Ok, so here I go again.......My bestfriend just called me telling me that she went on a date with this really cute guy ladayadaya......
anyway she kept talking about how much she likes him and stuff and the one thing that really made me think was when she starting talking about how my other friends are now in a relationship and stuff....
so then I told her that I feel like EVERYONE is in a relationship EXEPT FOR ME! and she felt bad, but I felt bad and selfish for making her feel bad because this was her time to share her fun with me.....
anyway it got me thinking a lot, and I've felt like this for a while.....I've been single for almost a year and a half now, and I know it's because it's my senior year and I'm sick of the people in my school (sick of seeing them everyday, since I grew up with them)
and I think....well I know that I'm not really going out (not at all) or going anywhere....all I do is go to work, go home, go to work, go home......and mainly because after work i'm so exhausted to do anything that I don't feel like it.......

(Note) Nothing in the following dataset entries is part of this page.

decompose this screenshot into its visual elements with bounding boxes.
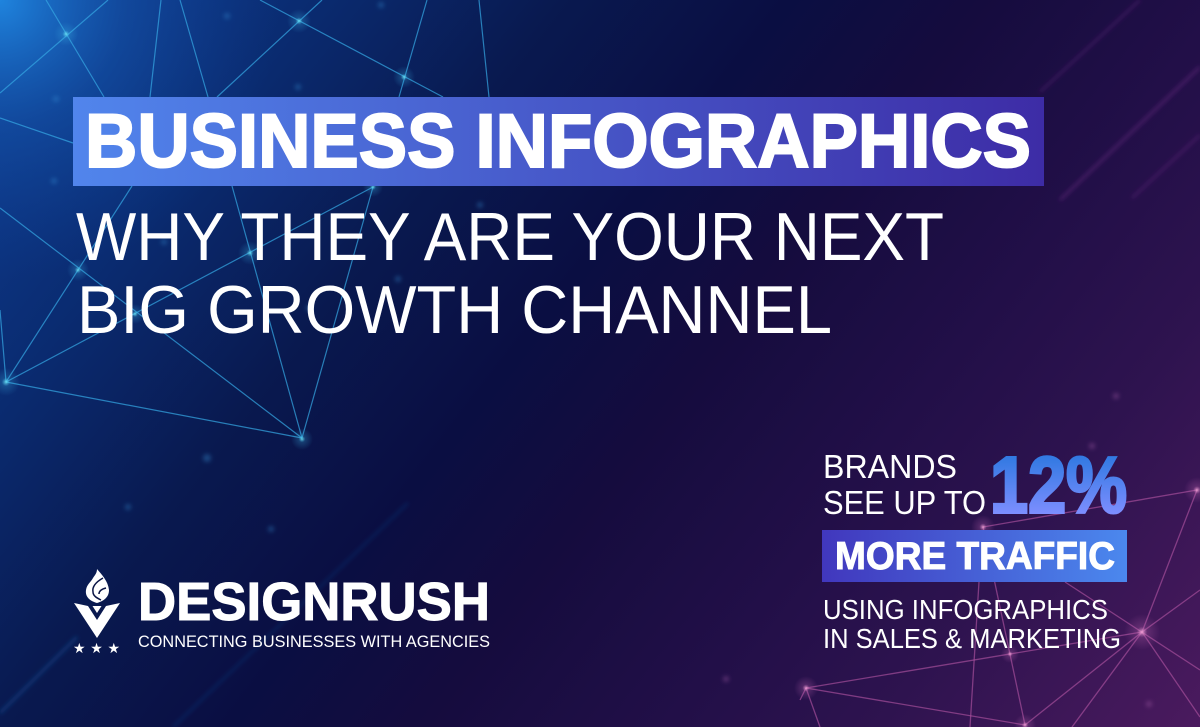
logo wordmark: DESIGNRUSH [138,572,490,632]
purple network nodes and dots [723,393,1200,727]
callout closing text: IN SALES & MARKETING [823,623,1121,654]
statistic callout [822,440,1127,654]
12 percent figure: 12% [990,440,1127,530]
purple streaks top right [1040,0,1200,200]
callout lead text: BRANDS [823,448,957,485]
blue network nodes and dots [0,2,483,532]
DesignRush logo [73,569,490,656]
title banner: BUSINESS INFOGRAPHICS [85,99,1031,184]
purple network lines [800,490,1200,727]
subtitle [76,199,944,348]
callout closing text [823,594,1121,654]
more traffic banner: MORE TRAFFIC [835,535,1115,578]
icon: flame, V shield and stars [73,569,120,656]
callout lead text [823,448,986,521]
logo tagline: CONNECTING BUSINESSES WITH AGENCIES [138,632,490,651]
callout lead text: SEE UP TO [823,484,986,521]
blue network lines [0,0,489,438]
icon: flame, V shield and stars: ★★★ [73,640,120,656]
subtitle: BIG GROWTH CHANNEL [77,272,832,348]
faint blue streaks bottom left [0,503,408,727]
subtitle: WHY THEY ARE YOUR NEXT [76,199,944,275]
callout closing text: USING INFOGRAPHICS [823,594,1108,625]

I know to find new people I have to go somewhere different....but see....the only friends I have that are single like me, that won't talk about guys, is my best-guy-friend.......
I don't want to ask him for any advice on it because I feel stupid talking and complaining about it. I KNOW its something stupid to be upset about not being taken, but I just can't help it.....
especially since my ex broke my heart really bad....I feel and KNOW I should enjoy life, I'm turning 18 in a couple of days, I know I should feel optomistic about this next year and what being 18 will bring to me....PLUS it's my senior year......
I don't know I just want help and for you guys to please give me some advice....I'm feeling pretty left out and upset.....
Thank you all for your time and help, I really appreciate it!